We have been forever waiting for the regulatory processes to get over with so they can launch the first drug in their portfolio. It seems like we will have to wait awhile longer now. So while we wait, lets sit down and wonder whether today’s dip should be used to buy into the stock, or is it a signal for those already invested to exit.
So whats going on at Arena Pharmaceuticals, Inc. (NASDAQ:ARNA)?
Right now, and as everyone knows, Arena Pharmaceuticals, Inc. (NASDAQ:ARNA) is a single drug company with one FDA approved anti-obesity drug, Belviq. The company, however, has four candidates, one each for pulmonary arterial hypertension, thrombotic diseases, autoimmune diseases and pain, in pre-clinical and phase 1 development phases.
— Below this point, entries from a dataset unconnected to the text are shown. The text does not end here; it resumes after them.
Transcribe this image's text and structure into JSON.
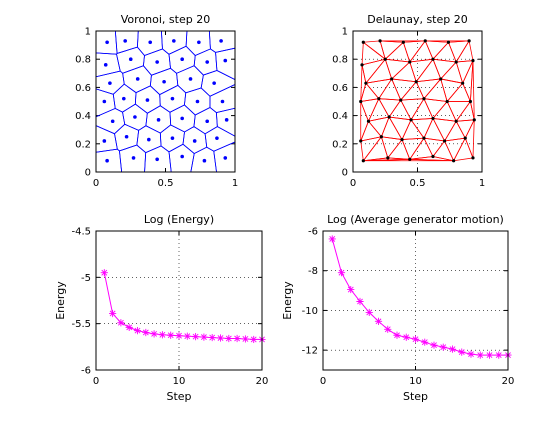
{
  "figure": {
    "background": "#ffffff"
  },
  "chart_data": [
    {
      "type": "scatter",
      "title": "Voronoi, step 20",
      "xlabel": "",
      "ylabel": "",
      "xlim": [
        0,
        1
      ],
      "ylim": [
        0,
        1
      ],
      "xticks": [
        0,
        0.5,
        1
      ],
      "xtick_labels": [
        "0",
        "0.5",
        "1"
      ],
      "yticks": [
        0,
        0.2,
        0.4,
        0.6,
        0.8,
        1
      ],
      "ytick_labels": [
        "0",
        "0.2",
        "0.4",
        "0.6",
        "0.8",
        "1"
      ],
      "grid": false,
      "color": "#0000ff",
      "marker": "dot",
      "cells": "voronoi",
      "points": [
        [
          0.08,
          0.92
        ],
        [
          0.21,
          0.93
        ],
        [
          0.39,
          0.92
        ],
        [
          0.56,
          0.93
        ],
        [
          0.74,
          0.92
        ],
        [
          0.9,
          0.93
        ],
        [
          0.07,
          0.76
        ],
        [
          0.25,
          0.8
        ],
        [
          0.44,
          0.78
        ],
        [
          0.62,
          0.8
        ],
        [
          0.8,
          0.78
        ],
        [
          0.93,
          0.79
        ],
        [
          0.1,
          0.63
        ],
        [
          0.3,
          0.66
        ],
        [
          0.49,
          0.64
        ],
        [
          0.68,
          0.66
        ],
        [
          0.85,
          0.63
        ],
        [
          0.06,
          0.5
        ],
        [
          0.2,
          0.52
        ],
        [
          0.37,
          0.51
        ],
        [
          0.55,
          0.52
        ],
        [
          0.73,
          0.5
        ],
        [
          0.91,
          0.5
        ],
        [
          0.12,
          0.36
        ],
        [
          0.28,
          0.39
        ],
        [
          0.45,
          0.37
        ],
        [
          0.62,
          0.38
        ],
        [
          0.8,
          0.36
        ],
        [
          0.94,
          0.37
        ],
        [
          0.06,
          0.22
        ],
        [
          0.22,
          0.25
        ],
        [
          0.38,
          0.23
        ],
        [
          0.55,
          0.24
        ],
        [
          0.71,
          0.22
        ],
        [
          0.87,
          0.24
        ],
        [
          0.08,
          0.08
        ],
        [
          0.27,
          0.1
        ],
        [
          0.44,
          0.09
        ],
        [
          0.62,
          0.11
        ],
        [
          0.78,
          0.08
        ],
        [
          0.93,
          0.1
        ]
      ]
    },
    {
      "type": "scatter",
      "title": "Delaunay, step 20",
      "xlabel": "",
      "ylabel": "",
      "xlim": [
        0,
        1
      ],
      "ylim": [
        0,
        1
      ],
      "xticks": [
        0,
        0.5,
        1
      ],
      "xtick_labels": [
        "0",
        "0.5",
        "1"
      ],
      "yticks": [
        0,
        0.2,
        0.4,
        0.6,
        0.8,
        1
      ],
      "ytick_labels": [
        "0",
        "0.2",
        "0.4",
        "0.6",
        "0.8",
        "1"
      ],
      "grid": true,
      "color": "#000000",
      "edge_color": "#ff0000",
      "marker": "dot",
      "cells": "delaunay",
      "points": [
        [
          0.08,
          0.92
        ],
        [
          0.21,
          0.93
        ],
        [
          0.39,
          0.92
        ],
        [
          0.56,
          0.93
        ],
        [
          0.74,
          0.92
        ],
        [
          0.9,
          0.93
        ],
        [
          0.07,
          0.76
        ],
        [
          0.25,
          0.8
        ],
        [
          0.44,
          0.78
        ],
        [
          0.62,
          0.8
        ],
        [
          0.8,
          0.78
        ],
        [
          0.93,
          0.79
        ],
        [
          0.1,
          0.63
        ],
        [
          0.3,
          0.66
        ],
        [
          0.49,
          0.64
        ],
        [
          0.68,
          0.66
        ],
        [
          0.85,
          0.63
        ],
        [
          0.06,
          0.5
        ],
        [
          0.2,
          0.52
        ],
        [
          0.37,
          0.51
        ],
        [
          0.55,
          0.52
        ],
        [
          0.73,
          0.5
        ],
        [
          0.91,
          0.5
        ],
        [
          0.12,
          0.36
        ],
        [
          0.28,
          0.39
        ],
        [
          0.45,
          0.37
        ],
        [
          0.62,
          0.38
        ],
        [
          0.8,
          0.36
        ],
        [
          0.94,
          0.37
        ],
        [
          0.06,
          0.22
        ],
        [
          0.22,
          0.25
        ],
        [
          0.38,
          0.23
        ],
        [
          0.55,
          0.24
        ],
        [
          0.71,
          0.22
        ],
        [
          0.87,
          0.24
        ],
        [
          0.08,
          0.08
        ],
        [
          0.27,
          0.1
        ],
        [
          0.44,
          0.09
        ],
        [
          0.62,
          0.11
        ],
        [
          0.78,
          0.08
        ],
        [
          0.93,
          0.1
        ]
      ]
    },
    {
      "type": "line",
      "title": "Log (Energy)",
      "xlabel": "Step",
      "ylabel": "Energy",
      "xlim": [
        0,
        20
      ],
      "ylim": [
        -6,
        -4.5
      ],
      "xticks": [
        0,
        10,
        20
      ],
      "xtick_labels": [
        "0",
        "10",
        "20"
      ],
      "yticks": [
        -6,
        -5.5,
        -5,
        -4.5
      ],
      "ytick_labels": [
        "-6",
        "-5.5",
        "-5",
        "-4.5"
      ],
      "grid": true,
      "color": "#ff00ff",
      "marker": "star",
      "x": [
        1,
        2,
        3,
        4,
        5,
        6,
        7,
        8,
        9,
        10,
        11,
        12,
        13,
        14,
        15,
        16,
        17,
        18,
        19,
        20
      ],
      "values": [
        -4.95,
        -5.39,
        -5.49,
        -5.54,
        -5.575,
        -5.595,
        -5.61,
        -5.62,
        -5.625,
        -5.63,
        -5.635,
        -5.64,
        -5.645,
        -5.65,
        -5.655,
        -5.66,
        -5.66,
        -5.665,
        -5.67,
        -5.67
      ]
    },
    {
      "type": "line",
      "title": "Log (Average generator motion)",
      "xlabel": "Step",
      "ylabel": "Energy",
      "xlim": [
        0,
        20
      ],
      "ylim": [
        -13,
        -6
      ],
      "xticks": [
        0,
        10,
        20
      ],
      "xtick_labels": [
        "0",
        "10",
        "20"
      ],
      "yticks": [
        -12,
        -10,
        -8,
        -6
      ],
      "ytick_labels": [
        "-12",
        "-10",
        "-8",
        "-6"
      ],
      "grid": true,
      "color": "#ff00ff",
      "marker": "star",
      "x": [
        1,
        2,
        3,
        4,
        5,
        6,
        7,
        8,
        9,
        10,
        11,
        12,
        13,
        14,
        15,
        16,
        17,
        18,
        19,
        20
      ],
      "values": [
        -6.4,
        -8.1,
        -8.95,
        -9.55,
        -10.1,
        -10.55,
        -10.95,
        -11.25,
        -11.35,
        -11.45,
        -11.6,
        -11.75,
        -11.85,
        -11.95,
        -12.1,
        -12.2,
        -12.25,
        -12.25,
        -12.25,
        -12.25
      ]
    }
  ]
}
Arena Pharmaceuticals, Inc. (NASDAQ:ARNA) is yet to report profits. Total revenue for the year ended December 2012 was $27.589 million, a quantum jump from $12.7 million reported for the FY 2011. The increase in revenue was mainly due to milestone payments of $20 million from Eisai. Net loss for the year was $88.30 million mostly due to high research and development expenses. However, it was approximately $23 million lower than the prior year.
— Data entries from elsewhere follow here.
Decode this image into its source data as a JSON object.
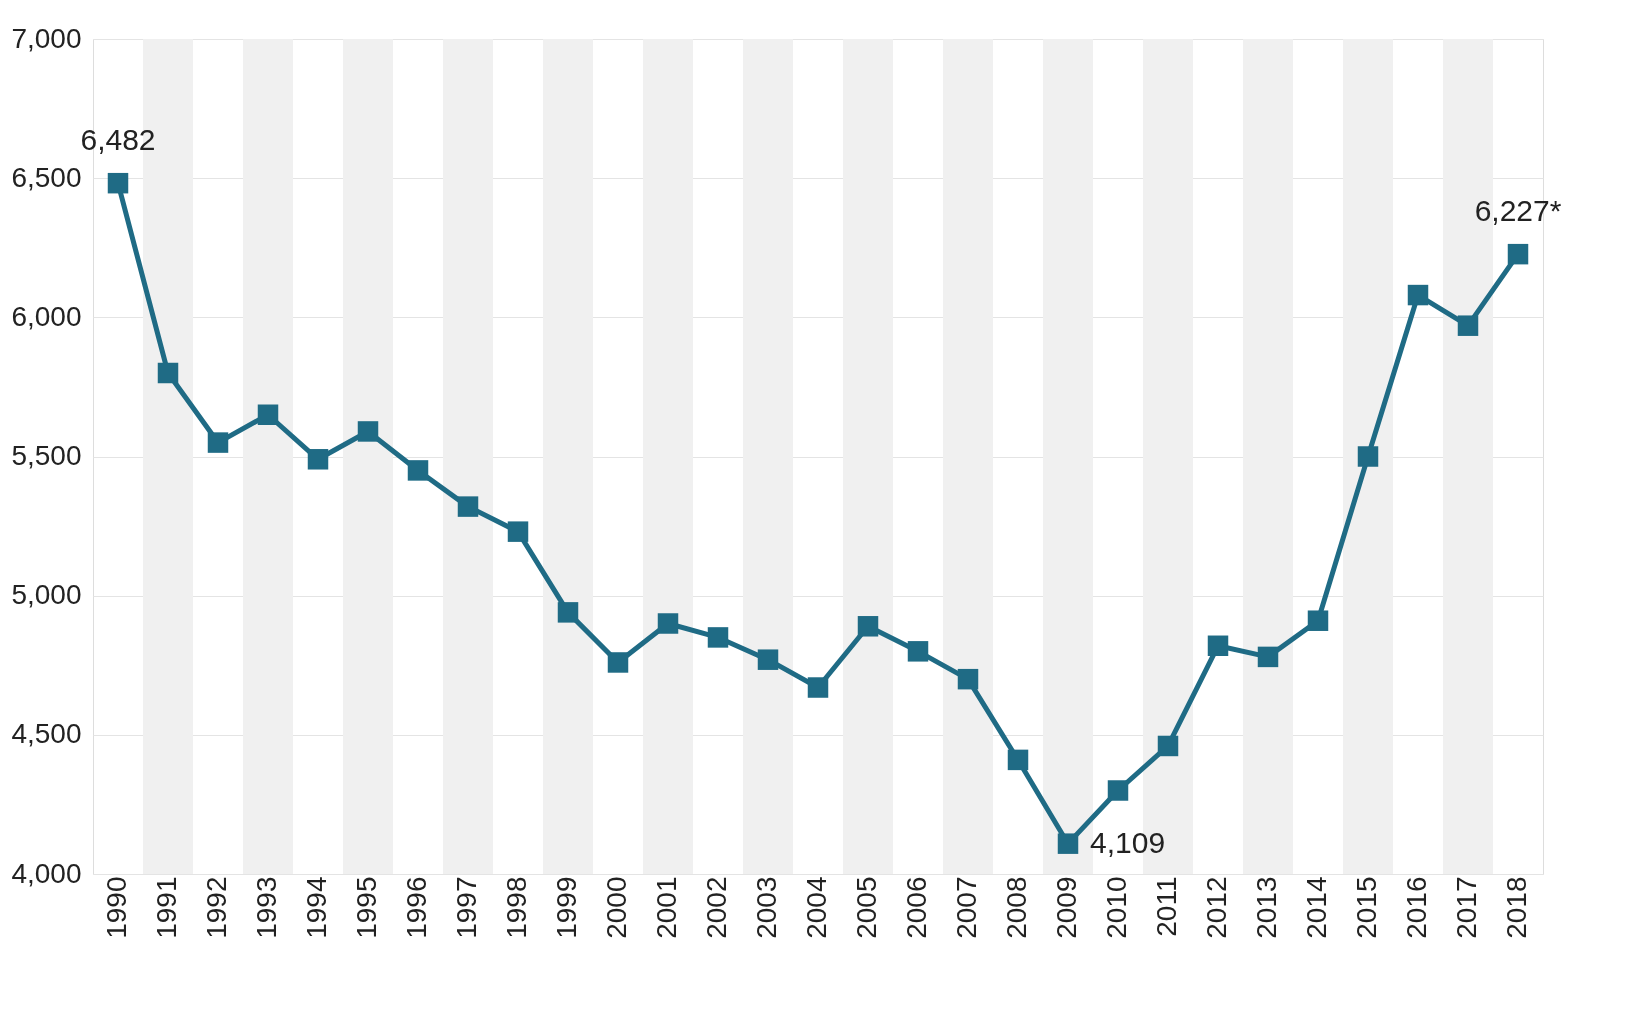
{
  "chart_data": {
    "type": "line",
    "categories": [
      "1990",
      "1991",
      "1992",
      "1993",
      "1994",
      "1995",
      "1996",
      "1997",
      "1998",
      "1999",
      "2000",
      "2001",
      "2002",
      "2003",
      "2004",
      "2005",
      "2006",
      "2007",
      "2008",
      "2009",
      "2010",
      "2011",
      "2012",
      "2013",
      "2014",
      "2015",
      "2016",
      "2017",
      "2018"
    ],
    "series": [
      {
        "color": "#1f6b85",
        "values": [
          6482,
          5800,
          5550,
          5650,
          5490,
          5590,
          5450,
          5320,
          5230,
          4940,
          4760,
          4900,
          4850,
          4770,
          4670,
          4890,
          4800,
          4700,
          4410,
          4109,
          4300,
          4460,
          4820,
          4780,
          4910,
          5500,
          6080,
          5970,
          6227
        ],
        "value_labels": [
          "6,482",
          null,
          null,
          null,
          null,
          null,
          null,
          null,
          null,
          null,
          null,
          null,
          null,
          null,
          null,
          null,
          null,
          null,
          null,
          "4,109",
          null,
          null,
          null,
          null,
          null,
          null,
          null,
          null,
          "6,227*"
        ]
      }
    ],
    "ylim": [
      4000,
      7000
    ],
    "yticks": [
      {
        "value": 4000,
        "label": "4,000"
      },
      {
        "value": 4500,
        "label": "4,500"
      },
      {
        "value": 5000,
        "label": "5,000"
      },
      {
        "value": 5500,
        "label": "5,500"
      },
      {
        "value": 6000,
        "label": "6,000"
      },
      {
        "value": 6500,
        "label": "6,500"
      },
      {
        "value": 7000,
        "label": "7,000"
      }
    ],
    "grid": "y",
    "marker": "square",
    "line_style": "solid",
    "bands": [
      {
        "axis": "x",
        "from": "1991",
        "to": "1991",
        "color": "#f0f0f0"
      },
      {
        "axis": "x",
        "from": "1993",
        "to": "1993",
        "color": "#f0f0f0"
      },
      {
        "axis": "x",
        "from": "1995",
        "to": "1995",
        "color": "#f0f0f0"
      },
      {
        "axis": "x",
        "from": "1997",
        "to": "1997",
        "color": "#f0f0f0"
      },
      {
        "axis": "x",
        "from": "1999",
        "to": "1999",
        "color": "#f0f0f0"
      },
      {
        "axis": "x",
        "from": "2001",
        "to": "2001",
        "color": "#f0f0f0"
      },
      {
        "axis": "x",
        "from": "2003",
        "to": "2003",
        "color": "#f0f0f0"
      },
      {
        "axis": "x",
        "from": "2005",
        "to": "2005",
        "color": "#f0f0f0"
      },
      {
        "axis": "x",
        "from": "2007",
        "to": "2007",
        "color": "#f0f0f0"
      },
      {
        "axis": "x",
        "from": "2009",
        "to": "2009",
        "color": "#f0f0f0"
      },
      {
        "axis": "x",
        "from": "2011",
        "to": "2011",
        "color": "#f0f0f0"
      },
      {
        "axis": "x",
        "from": "2013",
        "to": "2013",
        "color": "#f0f0f0"
      },
      {
        "axis": "x",
        "from": "2015",
        "to": "2015",
        "color": "#f0f0f0"
      },
      {
        "axis": "x",
        "from": "2017",
        "to": "2017",
        "color": "#f0f0f0"
      }
    ]
  }
}
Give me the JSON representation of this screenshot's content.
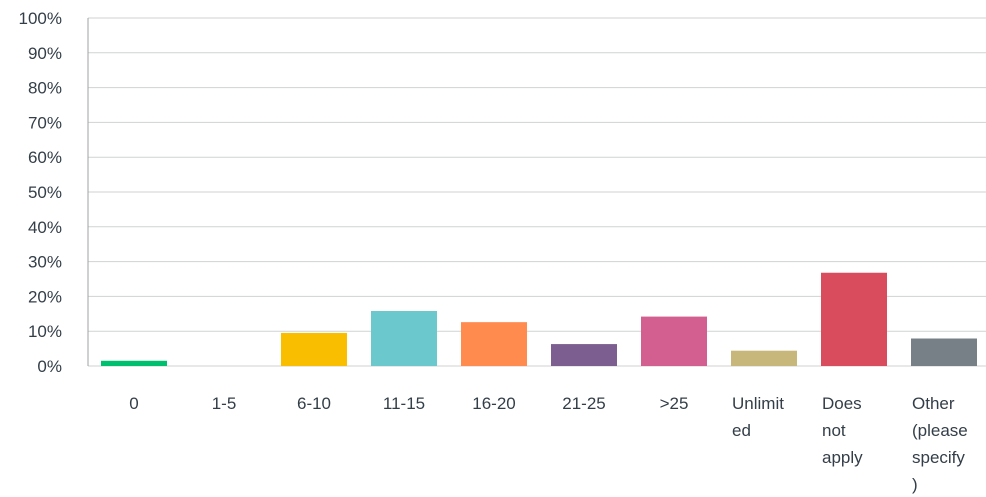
{
  "chart_data": {
    "type": "bar",
    "title": "",
    "xlabel": "",
    "ylabel": "",
    "ylim": [
      0,
      100
    ],
    "y_ticks": [
      "0%",
      "10%",
      "20%",
      "30%",
      "40%",
      "50%",
      "60%",
      "70%",
      "80%",
      "90%",
      "100%"
    ],
    "grid": true,
    "categories": [
      [
        "0"
      ],
      [
        "1-5"
      ],
      [
        "6-10"
      ],
      [
        "11-15"
      ],
      [
        "16-20"
      ],
      [
        "21-25"
      ],
      [
        ">25"
      ],
      [
        "Unlimit",
        "ed"
      ],
      [
        "Does",
        "not",
        "apply"
      ],
      [
        "Other",
        "(please",
        "specify",
        ")"
      ]
    ],
    "values": [
      1.5,
      0,
      9.5,
      15.8,
      12.6,
      6.3,
      14.2,
      4.4,
      26.8,
      7.9
    ],
    "colors": [
      "#00bf6f",
      "#507cb6",
      "#f9be00",
      "#6bc8cd",
      "#ff8b4f",
      "#7d5e90",
      "#d25f90",
      "#c8b77a",
      "#d94c5e",
      "#768086"
    ]
  }
}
Checkered history of lorcaserin
There were problems with lorcaserin when it was submitted for FDA approval in 2010 on issues of side effects and carcinogenicity. However, these fears were allayed in later trials and the second time around the FDA approved the obesity drug in June 2012. Near about that time another obesity drug, Qsymia of VIVUS, Inc. (NASDAQ:VVUS), was also approved.
Belviq launch
Belviq was to be launched in the U.S. early last year after the DEA completed its scheduling. However, the DEA proposed to place the drug in Schedule IV of the Controlled Substances Act. The DEA schedules drug in 5 categories with Schedule I being the least and Schedule V the most restrictive. In this matter, the DEA has agreed with the FDA and Schedule IV is considered to be a positive for Belviq.
People having objections to this were to file their comments by January 18, 2013. After a mandatory period for comments and response (75 days plus another 30-day hold) Eisai, Arena Pharmaceuticals, Inc. (NASDAQ:ARNA)’s marketing partner, can start selling Belviq.
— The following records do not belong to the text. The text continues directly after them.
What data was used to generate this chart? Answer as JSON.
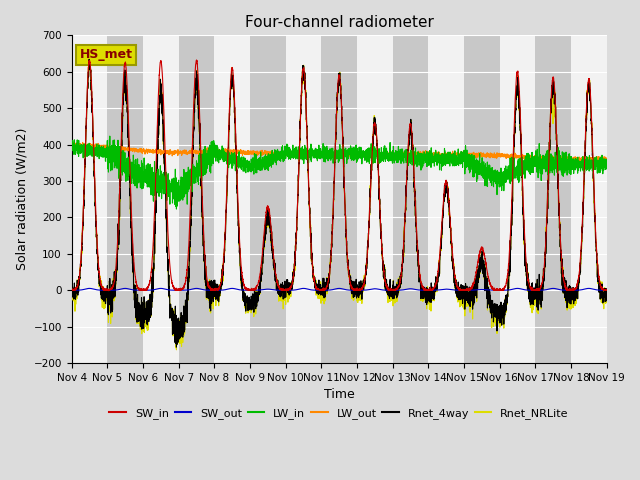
{
  "title": "Four-channel radiometer",
  "xlabel": "Time",
  "ylabel": "Solar radiation (W/m2)",
  "annotation": "HS_met",
  "ylim": [
    -200,
    700
  ],
  "yticks": [
    -200,
    -100,
    0,
    100,
    200,
    300,
    400,
    500,
    600,
    700
  ],
  "n_days": 15,
  "xtick_labels": [
    "Nov 4",
    "Nov 5",
    "Nov 6",
    "Nov 7",
    "Nov 8",
    "Nov 9",
    "Nov 10",
    "Nov 11",
    "Nov 12",
    "Nov 13",
    "Nov 14",
    "Nov 15",
    "Nov 16",
    "Nov 17",
    "Nov 18",
    "Nov 19"
  ],
  "colors": {
    "SW_in": "#cc0000",
    "SW_out": "#0000cc",
    "LW_in": "#00bb00",
    "LW_out": "#ff8800",
    "Rnet_4way": "#000000",
    "Rnet_NRLite": "#dddd00"
  },
  "bg_color": "#dcdcdc",
  "plot_bg_color": "#f2f2f2",
  "band_color": "#c8c8c8",
  "annotation_box_facecolor": "#dddd00",
  "annotation_box_edgecolor": "#999900",
  "annotation_text_color": "#880000",
  "grid_color": "#ffffff",
  "sw_peaks": [
    630,
    625,
    630,
    630,
    610,
    230,
    610,
    590,
    460,
    455,
    300,
    115,
    600,
    585,
    580
  ],
  "sw_out_peaks": [
    5,
    5,
    5,
    5,
    5,
    3,
    5,
    5,
    4,
    4,
    3,
    2,
    5,
    5,
    5
  ],
  "lw_in_base": [
    395,
    375,
    315,
    270,
    380,
    340,
    375,
    375,
    375,
    370,
    360,
    360,
    305,
    355,
    345
  ],
  "lw_out_base": [
    400,
    393,
    383,
    378,
    382,
    378,
    374,
    374,
    374,
    373,
    373,
    372,
    370,
    363,
    360
  ],
  "title_fontsize": 11,
  "axis_label_fontsize": 9,
  "tick_fontsize": 7.5,
  "legend_fontsize": 8
}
So why was Arena’s stock going down?
The problem is not with the delay that the DEA is causing. It is a process that has to be gone through and there is no way that it can be cut short. The earliest that Belviq could hit the shelves was March 3, 2013 only if the DEA waived the 30-day hold period, which was well within its power. That has obviously not happened. The fact that news of DEA’s scheduling of Belviq is not being widely reported does not make matters any better for Arena.
There is also the problem of approval from Europe’s regulatory body, European Medicines Agency (EMA), which is known for its strict adherence to safety protocols. The EMA and its advisory committee are looking into side effects of lorcaserin identified during the previous and present studies. This is despite the fact that FDA considers Belviq safe and did not insist on Risk Evaluation and Mitigation Strategies (REMS). Delay by EMA was expected as it usually does not follow FDA’s footsteps but it is the inordinate delay in approval that is causing the problem.